On a minor note about today’s comic. The joke is actually on the “Nigerian Prince” as money will be utterly worthless during any type of zombie apocalypse.


hmm I had “Windows Technical Support” Call me to let me know my system was sending out viruses. Decided to play it shocked that my system was sending out viruses completely willing to help stop that from happening.
The guy wanted me to click on start and open a command window…Explained to him that I was having a hard time finding the start button. Went all over the screen with him explaining I wasn’t seeing the Start button. Asked if the Apple button was the same thing, he said yes and again tried to get me to click Run, Had him going for about 20 minutes listening to this guy get more and more frustrated and confused. Finally asked him how much about computers he knew, he said lots. I explained that he was lying since I have an Apple system and does not run Windows.
I asked for his supervisor, hoping someone else would come on or have some more fun with this dumb ass, but he hung up. Ah well 20 minutes of fun is better than none.
Can’t wait for a Nigerian Price scam to come my way.
That is awesome. People who try to screw over other should be punished. Sir, I congratulate you.
To be fair, Cooper’s plan seemed kinda lackluster to me.
The basement door is just as breakable as the others, but you could not escape from down there.
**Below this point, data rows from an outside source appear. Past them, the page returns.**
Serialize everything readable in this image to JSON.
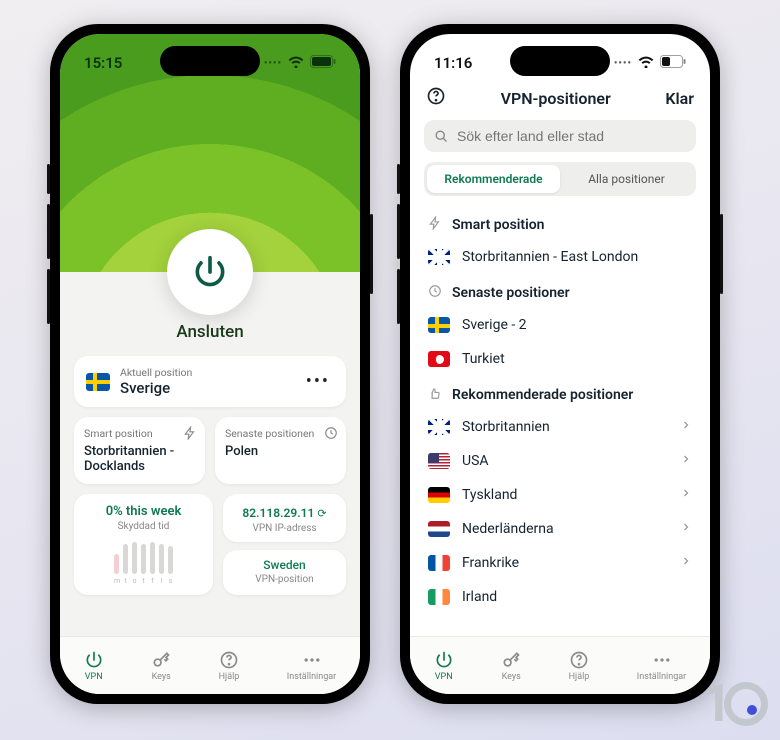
{
  "left": {
    "status_time": "15:15",
    "connected_label": "Ansluten",
    "current_location": {
      "caption": "Aktuell position",
      "country": "Sverige"
    },
    "smart": {
      "caption": "Smart position",
      "value": "Storbritannien - Docklands"
    },
    "recent": {
      "caption": "Senaste positionen",
      "value": "Polen"
    },
    "stats": {
      "pct": "0% this week",
      "sub": "Skyddad tid"
    },
    "ip": {
      "value": "82.118.29.11",
      "sub": "VPN IP-adress"
    },
    "loc2": {
      "value": "Sweden",
      "sub": "VPN-position"
    },
    "tabs": {
      "vpn": "VPN",
      "keys": "Keys",
      "help": "Hjälp",
      "settings": "Inställningar"
    }
  },
  "right": {
    "status_time": "11:16",
    "header_title": "VPN-positioner",
    "done": "Klar",
    "search_placeholder": "Sök efter land eller stad",
    "seg_rec": "Rekommenderade",
    "seg_all": "Alla positioner",
    "sections": {
      "smart": {
        "title": "Smart position",
        "items": [
          {
            "flag": "uk",
            "label": "Storbritannien - East London"
          }
        ]
      },
      "recent": {
        "title": "Senaste positioner",
        "items": [
          {
            "flag": "se",
            "label": "Sverige - 2"
          },
          {
            "flag": "tr",
            "label": "Turkiet"
          }
        ]
      },
      "recommended": {
        "title": "Rekommenderade positioner",
        "items": [
          {
            "flag": "uk",
            "label": "Storbritannien",
            "chev": true
          },
          {
            "flag": "us",
            "label": "USA",
            "chev": true
          },
          {
            "flag": "de",
            "label": "Tyskland",
            "chev": true
          },
          {
            "flag": "nl",
            "label": "Nederländerna",
            "chev": true
          },
          {
            "flag": "fr",
            "label": "Frankrike",
            "chev": true
          },
          {
            "flag": "ie",
            "label": "Irland"
          }
        ]
      }
    },
    "tabs": {
      "vpn": "VPN",
      "keys": "Keys",
      "help": "Hjälp",
      "settings": "Inställningar"
    }
  }
}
Also, if I remember right, this particular basement had no windows or other means to check if it was safe again above the ground.
Within a week, the zombies smell better than the survivors; especially when they’re done having “OMG! I’m gonna die!” sex. That nasty stank will scare away even the heartiest zombie.
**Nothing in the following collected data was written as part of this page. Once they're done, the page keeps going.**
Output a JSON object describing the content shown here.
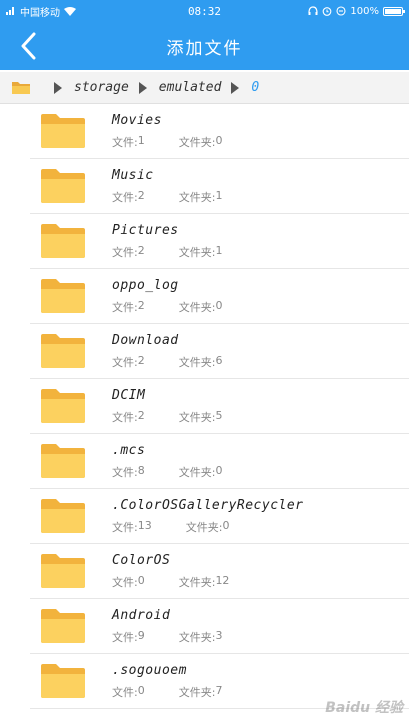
{
  "status_bar": {
    "carrier": "中国移动",
    "time": "08:32",
    "battery": "100%"
  },
  "header": {
    "title": "添加文件"
  },
  "breadcrumb": {
    "segments": [
      "storage",
      "emulated",
      "0"
    ]
  },
  "labels": {
    "files": "文件:",
    "folders": "文件夹:"
  },
  "files": [
    {
      "name": "Movies",
      "files": "1",
      "folders": "0"
    },
    {
      "name": "Music",
      "files": "2",
      "folders": "1"
    },
    {
      "name": "Pictures",
      "files": "2",
      "folders": "1"
    },
    {
      "name": "oppo_log",
      "files": "2",
      "folders": "0"
    },
    {
      "name": "Download",
      "files": "2",
      "folders": "6"
    },
    {
      "name": "DCIM",
      "files": "2",
      "folders": "5"
    },
    {
      "name": ".mcs",
      "files": "8",
      "folders": "0"
    },
    {
      "name": ".ColorOSGalleryRecycler",
      "files": "13",
      "folders": "0"
    },
    {
      "name": "ColorOS",
      "files": "0",
      "folders": "12"
    },
    {
      "name": "Android",
      "files": "9",
      "folders": "3"
    },
    {
      "name": ".sogouoem",
      "files": "0",
      "folders": "7"
    }
  ],
  "watermark": "Baidu 经验",
  "colors": {
    "accent": "#2f9cf0",
    "folder": "#f7bc45",
    "folder_front": "#fcd05e"
  }
}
Cyrian, but at the end of the movie, the zombies get into the house, but are unable to get into the basement.
Ben eventually hides down there until the zombies leave…. then sadly gets shot in the head after being mistaken for a zombie.
See, he should have hid in that basement longer.
Sure, Ben gets “mistaken” for a zombie. That’s the guy’s story and he’s sticking to it.
Honest mistake, ossifer, with that complexion of his you just had to assume he was one of them there undead.